Charlie Kaufman is known for his screenwriting; he's written movies like Being John Malkovich, Adaptation, and Eternal Sunshine of the Spotless Mind. Lately, he's been directing as well, with Synecdoche, New York being his directorial debut. So far, he's doing great, as he and Duke Johnson (known for his work on Moral Orel) direct pretty well, with their longer takes emphasizing long periods of awkwardness. (And Charlie Kaufman writes another great script, along with the direction)

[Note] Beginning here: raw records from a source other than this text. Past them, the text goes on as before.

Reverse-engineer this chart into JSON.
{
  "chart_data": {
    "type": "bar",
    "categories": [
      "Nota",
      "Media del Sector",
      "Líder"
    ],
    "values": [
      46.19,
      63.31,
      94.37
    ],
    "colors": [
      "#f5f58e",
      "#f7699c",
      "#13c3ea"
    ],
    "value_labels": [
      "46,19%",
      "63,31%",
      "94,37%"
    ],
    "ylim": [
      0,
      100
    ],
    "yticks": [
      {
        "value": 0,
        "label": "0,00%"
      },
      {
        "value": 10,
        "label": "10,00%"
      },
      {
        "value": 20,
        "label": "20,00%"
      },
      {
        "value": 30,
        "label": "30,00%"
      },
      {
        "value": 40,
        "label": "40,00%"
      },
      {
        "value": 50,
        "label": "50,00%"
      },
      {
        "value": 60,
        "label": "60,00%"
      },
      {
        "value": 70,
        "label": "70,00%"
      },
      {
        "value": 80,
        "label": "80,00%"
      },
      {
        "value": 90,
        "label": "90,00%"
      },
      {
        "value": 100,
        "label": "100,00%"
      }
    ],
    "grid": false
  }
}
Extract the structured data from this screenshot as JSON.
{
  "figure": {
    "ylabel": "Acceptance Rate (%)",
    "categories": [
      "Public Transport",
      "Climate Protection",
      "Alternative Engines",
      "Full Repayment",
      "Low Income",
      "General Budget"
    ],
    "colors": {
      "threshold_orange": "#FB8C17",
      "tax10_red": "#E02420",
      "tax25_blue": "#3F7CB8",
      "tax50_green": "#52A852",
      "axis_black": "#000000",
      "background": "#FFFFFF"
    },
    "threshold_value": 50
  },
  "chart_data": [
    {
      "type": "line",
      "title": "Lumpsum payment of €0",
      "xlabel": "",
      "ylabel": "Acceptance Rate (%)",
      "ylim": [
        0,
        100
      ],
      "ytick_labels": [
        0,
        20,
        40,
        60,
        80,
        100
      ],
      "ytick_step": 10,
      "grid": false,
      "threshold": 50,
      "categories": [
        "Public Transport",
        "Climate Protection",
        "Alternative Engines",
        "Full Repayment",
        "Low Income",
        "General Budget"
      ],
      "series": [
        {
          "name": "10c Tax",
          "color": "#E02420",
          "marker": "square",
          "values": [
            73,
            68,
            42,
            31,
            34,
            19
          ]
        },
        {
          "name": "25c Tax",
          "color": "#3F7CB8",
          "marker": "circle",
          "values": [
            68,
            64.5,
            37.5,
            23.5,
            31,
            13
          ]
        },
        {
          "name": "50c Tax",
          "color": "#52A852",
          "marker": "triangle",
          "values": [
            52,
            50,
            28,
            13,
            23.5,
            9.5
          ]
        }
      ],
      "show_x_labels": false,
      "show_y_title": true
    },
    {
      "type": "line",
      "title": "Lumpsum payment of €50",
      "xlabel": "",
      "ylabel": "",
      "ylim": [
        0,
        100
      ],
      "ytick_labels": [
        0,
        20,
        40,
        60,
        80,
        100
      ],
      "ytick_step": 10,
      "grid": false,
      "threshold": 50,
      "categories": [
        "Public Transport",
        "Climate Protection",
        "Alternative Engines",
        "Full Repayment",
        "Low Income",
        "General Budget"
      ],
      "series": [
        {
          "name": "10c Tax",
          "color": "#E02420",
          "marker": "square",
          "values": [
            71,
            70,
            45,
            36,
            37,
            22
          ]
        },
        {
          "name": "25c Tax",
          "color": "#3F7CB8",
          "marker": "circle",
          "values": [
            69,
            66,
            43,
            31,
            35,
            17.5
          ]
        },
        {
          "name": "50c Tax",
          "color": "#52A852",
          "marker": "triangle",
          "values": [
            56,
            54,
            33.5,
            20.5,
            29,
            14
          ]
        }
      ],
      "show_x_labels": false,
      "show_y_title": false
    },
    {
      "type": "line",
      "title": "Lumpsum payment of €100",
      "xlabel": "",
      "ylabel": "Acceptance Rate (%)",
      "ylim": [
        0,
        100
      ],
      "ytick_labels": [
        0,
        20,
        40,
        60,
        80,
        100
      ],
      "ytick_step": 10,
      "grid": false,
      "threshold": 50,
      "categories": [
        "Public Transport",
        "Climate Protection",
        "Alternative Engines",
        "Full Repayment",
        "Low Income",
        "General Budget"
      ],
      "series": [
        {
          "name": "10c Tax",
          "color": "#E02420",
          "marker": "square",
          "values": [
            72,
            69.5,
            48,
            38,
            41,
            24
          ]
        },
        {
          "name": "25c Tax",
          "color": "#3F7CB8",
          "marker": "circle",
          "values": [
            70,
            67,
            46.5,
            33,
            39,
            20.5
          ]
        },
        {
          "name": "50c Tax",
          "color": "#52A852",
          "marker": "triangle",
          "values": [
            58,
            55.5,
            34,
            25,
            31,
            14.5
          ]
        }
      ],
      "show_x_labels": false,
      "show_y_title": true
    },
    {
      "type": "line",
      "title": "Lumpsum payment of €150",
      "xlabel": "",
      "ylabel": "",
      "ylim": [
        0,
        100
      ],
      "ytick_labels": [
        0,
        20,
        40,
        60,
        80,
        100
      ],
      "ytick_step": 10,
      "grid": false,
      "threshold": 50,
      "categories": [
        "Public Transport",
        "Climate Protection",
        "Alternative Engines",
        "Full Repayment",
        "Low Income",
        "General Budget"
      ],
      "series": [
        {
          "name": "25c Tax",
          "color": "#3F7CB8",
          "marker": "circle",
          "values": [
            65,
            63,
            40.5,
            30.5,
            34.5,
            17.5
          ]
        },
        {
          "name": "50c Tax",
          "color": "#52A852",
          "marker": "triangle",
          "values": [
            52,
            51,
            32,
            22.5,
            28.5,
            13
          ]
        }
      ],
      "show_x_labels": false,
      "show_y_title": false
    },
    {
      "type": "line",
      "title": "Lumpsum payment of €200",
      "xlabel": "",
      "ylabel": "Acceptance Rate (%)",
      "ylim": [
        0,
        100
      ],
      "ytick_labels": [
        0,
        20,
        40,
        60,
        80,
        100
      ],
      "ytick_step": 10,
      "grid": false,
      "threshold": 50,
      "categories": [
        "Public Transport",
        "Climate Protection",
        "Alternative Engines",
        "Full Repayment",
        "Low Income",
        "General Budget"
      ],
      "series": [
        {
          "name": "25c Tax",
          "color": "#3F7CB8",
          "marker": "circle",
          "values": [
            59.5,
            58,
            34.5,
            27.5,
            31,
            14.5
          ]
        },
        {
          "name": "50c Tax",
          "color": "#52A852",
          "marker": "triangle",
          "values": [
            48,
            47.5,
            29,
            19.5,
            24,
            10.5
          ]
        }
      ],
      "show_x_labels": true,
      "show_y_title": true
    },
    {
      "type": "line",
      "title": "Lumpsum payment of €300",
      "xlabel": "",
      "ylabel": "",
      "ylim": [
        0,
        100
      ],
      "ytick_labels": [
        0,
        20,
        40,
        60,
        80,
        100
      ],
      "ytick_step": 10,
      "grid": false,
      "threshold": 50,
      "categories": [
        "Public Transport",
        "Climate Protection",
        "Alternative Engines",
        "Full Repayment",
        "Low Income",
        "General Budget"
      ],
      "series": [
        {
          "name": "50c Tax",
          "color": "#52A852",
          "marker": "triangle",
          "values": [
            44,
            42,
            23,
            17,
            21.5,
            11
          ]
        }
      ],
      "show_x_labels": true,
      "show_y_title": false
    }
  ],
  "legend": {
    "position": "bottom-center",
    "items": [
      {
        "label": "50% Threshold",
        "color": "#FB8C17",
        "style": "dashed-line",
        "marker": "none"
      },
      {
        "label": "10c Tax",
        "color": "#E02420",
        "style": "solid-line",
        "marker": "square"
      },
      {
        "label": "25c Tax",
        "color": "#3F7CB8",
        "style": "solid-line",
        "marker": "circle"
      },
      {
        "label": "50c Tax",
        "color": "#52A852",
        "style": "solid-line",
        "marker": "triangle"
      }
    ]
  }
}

If there's any quarrel I could take with this movie, it's that it may be too weird for some audiences. The animation can make some people uncomfortable, particularly during a certain scene. You know what I'm talking about if you've seen the movie. While that might be an issue for some, it wasn’t for me.I found it one of the most interesting films I've seen this year. Certainly the best animated movie of the year, if you’re thinking award categories. (And I loved “Inside Out.”) It will stick with you after you've left the theater. Please give it at least a try, but if you don't like it, don't say I didn't warn you.